For as long as I can remember, I have always lived next to a tree. Growing up in Kathmandu, our 100-year-old house had a courtyard with only one tree, a tall and slender tree perched on rectangular mound of bricks sheltering a variety of plants and an ancient well. When spring came it turned into a green umbrella with white and yellow flowers that looked like white frostings on green carpet. I learned later that this was a jasmine tree or parijaat in Nepali.
As kids, we spent countless hours playing under this parijaat tree. Occasionally, the green moss on the yard would be speckled with the white and yellow of the parijaat flowers. Our grandmother, the matriarch of the household would immediately dispatch one of the servants to carefully collect the flowers. Next morning, soft and pure parijaat flower would be offered to the household deities.
In this house, I shared a room with my sister and my parents, a long rectangular room that was partitioned into two by a wood panel. My parents slept and entertained on the larger front half and my sister and I shared the smaller second half. The second half was also used as a study room, a wardrobe, a storage room, a nap room, and anytime we needed some space and privacy. Our room had a thin bedding on the floor and three large dressers lined up against each other on one wall. There was a floor to ceiling window that covered half of the wall, overlooking the courtyard and the green of the parijaat tree.
I spent countless hours sitting cross-legged on this bedding finishing my homework from school or preparing for multiple exams.
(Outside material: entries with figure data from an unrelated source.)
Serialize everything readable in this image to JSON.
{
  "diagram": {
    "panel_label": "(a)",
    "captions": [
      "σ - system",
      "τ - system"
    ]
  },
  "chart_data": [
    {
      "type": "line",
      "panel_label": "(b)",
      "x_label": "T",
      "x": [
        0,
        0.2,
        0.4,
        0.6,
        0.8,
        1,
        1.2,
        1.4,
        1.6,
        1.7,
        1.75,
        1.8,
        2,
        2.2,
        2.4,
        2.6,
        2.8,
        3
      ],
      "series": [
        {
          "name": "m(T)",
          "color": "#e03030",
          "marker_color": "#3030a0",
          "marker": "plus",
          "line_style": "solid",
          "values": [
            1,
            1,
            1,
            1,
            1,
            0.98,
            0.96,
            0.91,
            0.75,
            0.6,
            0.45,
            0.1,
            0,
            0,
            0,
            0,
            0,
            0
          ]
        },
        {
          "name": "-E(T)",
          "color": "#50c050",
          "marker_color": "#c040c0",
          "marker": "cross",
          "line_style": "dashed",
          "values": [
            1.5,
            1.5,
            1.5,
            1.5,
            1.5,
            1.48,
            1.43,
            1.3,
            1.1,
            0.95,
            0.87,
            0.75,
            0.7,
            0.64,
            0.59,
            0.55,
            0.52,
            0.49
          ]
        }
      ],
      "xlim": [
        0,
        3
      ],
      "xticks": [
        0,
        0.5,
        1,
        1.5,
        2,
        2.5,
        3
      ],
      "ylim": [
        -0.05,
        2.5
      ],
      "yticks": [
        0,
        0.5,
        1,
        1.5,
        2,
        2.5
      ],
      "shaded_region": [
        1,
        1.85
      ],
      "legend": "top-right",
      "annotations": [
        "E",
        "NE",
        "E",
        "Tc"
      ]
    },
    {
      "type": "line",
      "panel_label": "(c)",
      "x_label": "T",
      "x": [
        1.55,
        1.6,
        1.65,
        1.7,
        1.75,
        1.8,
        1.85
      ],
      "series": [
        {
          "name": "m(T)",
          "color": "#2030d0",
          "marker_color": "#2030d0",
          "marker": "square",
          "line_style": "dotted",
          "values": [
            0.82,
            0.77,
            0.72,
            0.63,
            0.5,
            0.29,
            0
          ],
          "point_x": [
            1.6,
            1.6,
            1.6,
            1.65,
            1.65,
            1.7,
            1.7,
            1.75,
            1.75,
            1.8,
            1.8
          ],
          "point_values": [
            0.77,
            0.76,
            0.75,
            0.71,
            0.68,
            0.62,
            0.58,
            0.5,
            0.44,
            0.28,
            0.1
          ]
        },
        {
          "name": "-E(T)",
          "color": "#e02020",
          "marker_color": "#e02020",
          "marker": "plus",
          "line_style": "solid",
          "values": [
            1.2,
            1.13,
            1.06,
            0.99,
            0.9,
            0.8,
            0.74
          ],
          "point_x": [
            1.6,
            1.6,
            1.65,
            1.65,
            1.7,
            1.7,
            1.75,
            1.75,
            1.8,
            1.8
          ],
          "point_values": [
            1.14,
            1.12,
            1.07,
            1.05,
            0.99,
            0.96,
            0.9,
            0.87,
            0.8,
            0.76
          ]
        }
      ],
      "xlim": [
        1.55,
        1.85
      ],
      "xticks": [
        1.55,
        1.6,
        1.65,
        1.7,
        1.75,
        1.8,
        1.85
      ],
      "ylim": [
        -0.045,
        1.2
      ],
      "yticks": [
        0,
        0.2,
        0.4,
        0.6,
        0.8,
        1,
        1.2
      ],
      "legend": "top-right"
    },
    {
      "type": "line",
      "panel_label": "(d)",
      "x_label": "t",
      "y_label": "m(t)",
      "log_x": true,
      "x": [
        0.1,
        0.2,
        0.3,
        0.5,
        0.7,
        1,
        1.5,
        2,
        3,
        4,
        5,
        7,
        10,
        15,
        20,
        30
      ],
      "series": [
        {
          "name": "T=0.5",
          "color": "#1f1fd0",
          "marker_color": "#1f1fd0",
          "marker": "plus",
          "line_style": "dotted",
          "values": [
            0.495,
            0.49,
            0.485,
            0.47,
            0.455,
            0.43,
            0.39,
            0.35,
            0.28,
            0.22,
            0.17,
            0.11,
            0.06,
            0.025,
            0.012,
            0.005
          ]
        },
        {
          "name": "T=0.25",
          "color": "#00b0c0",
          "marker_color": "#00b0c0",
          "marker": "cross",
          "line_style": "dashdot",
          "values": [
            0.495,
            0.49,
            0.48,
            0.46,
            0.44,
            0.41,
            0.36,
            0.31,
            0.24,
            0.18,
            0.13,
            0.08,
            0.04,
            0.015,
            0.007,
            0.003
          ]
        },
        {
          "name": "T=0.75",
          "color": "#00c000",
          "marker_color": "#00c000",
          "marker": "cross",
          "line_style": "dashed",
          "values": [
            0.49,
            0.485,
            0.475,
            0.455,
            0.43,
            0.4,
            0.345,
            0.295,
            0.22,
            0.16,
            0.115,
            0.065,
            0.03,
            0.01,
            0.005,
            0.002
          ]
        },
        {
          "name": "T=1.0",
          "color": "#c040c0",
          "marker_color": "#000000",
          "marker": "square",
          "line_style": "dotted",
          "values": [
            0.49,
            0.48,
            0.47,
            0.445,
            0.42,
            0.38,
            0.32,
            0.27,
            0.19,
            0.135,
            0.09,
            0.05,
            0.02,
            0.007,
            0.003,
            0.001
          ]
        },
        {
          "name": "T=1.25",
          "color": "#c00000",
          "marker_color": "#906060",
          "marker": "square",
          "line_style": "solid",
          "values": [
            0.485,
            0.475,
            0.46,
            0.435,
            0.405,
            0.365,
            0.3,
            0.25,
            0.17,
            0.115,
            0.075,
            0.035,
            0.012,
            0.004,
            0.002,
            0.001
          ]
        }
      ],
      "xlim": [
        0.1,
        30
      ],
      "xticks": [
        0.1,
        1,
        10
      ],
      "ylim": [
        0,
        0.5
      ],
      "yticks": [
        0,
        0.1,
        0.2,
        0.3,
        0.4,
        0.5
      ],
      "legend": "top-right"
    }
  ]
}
My mother, my sister, and I, all three would congregate on this bedding in the evenings talking, sharing, laughing, crying, and sometimes just working silently. Some of our most joyful and most difficult times happened here, all overlooking the courtyard and the silent and stoic parijaat tree.
The tree was our silent companion that witnessed our challenges, our heartbreaks, joys, and wishes. Fast forward a decade, the house and the courtyard are abandoned and slowly falling apart, but my mother tells me that the parijaat tree is still alive and sprinkles the yard with flowers from time to time. My heart aches for this tree like it would for a long-lost friend.
I left Nepal and moved to the US and eventually to Baltimore for a job. I lived in an old brick house and my rented room overlooked the trees in church next-door. I spent hours sitting on the window, hunched over my books and computer, all the time aware of the silent and beautiful presence of the trees next-door. Alone in this city, navigating the ups and downs of professional and personal life, and missing my family, I often turned to these green friends. No judgement, no advice- just the green, earthy, and soothing presence and a compatible silence that calmed my mind and warmed my heart.
Yet again, I find myself in another east-cost city, with a family of my own this time. Our neighborhood is green and situated right next to a trail. When the weather allows, I find myself automatically gravitating toward this trail. The tall green trees invite me to take a walk, feast my eyes, calm my mind, and luxuriate in the silence. Days when I feel like the walls are closing-in around me and I am sinking into despair, I make myself a tall mug of tea and hike through this trail. I let my mind wander and come into a timeless communion with my green friends. Immediately, I feel a sense of quiet and calm rise inside me.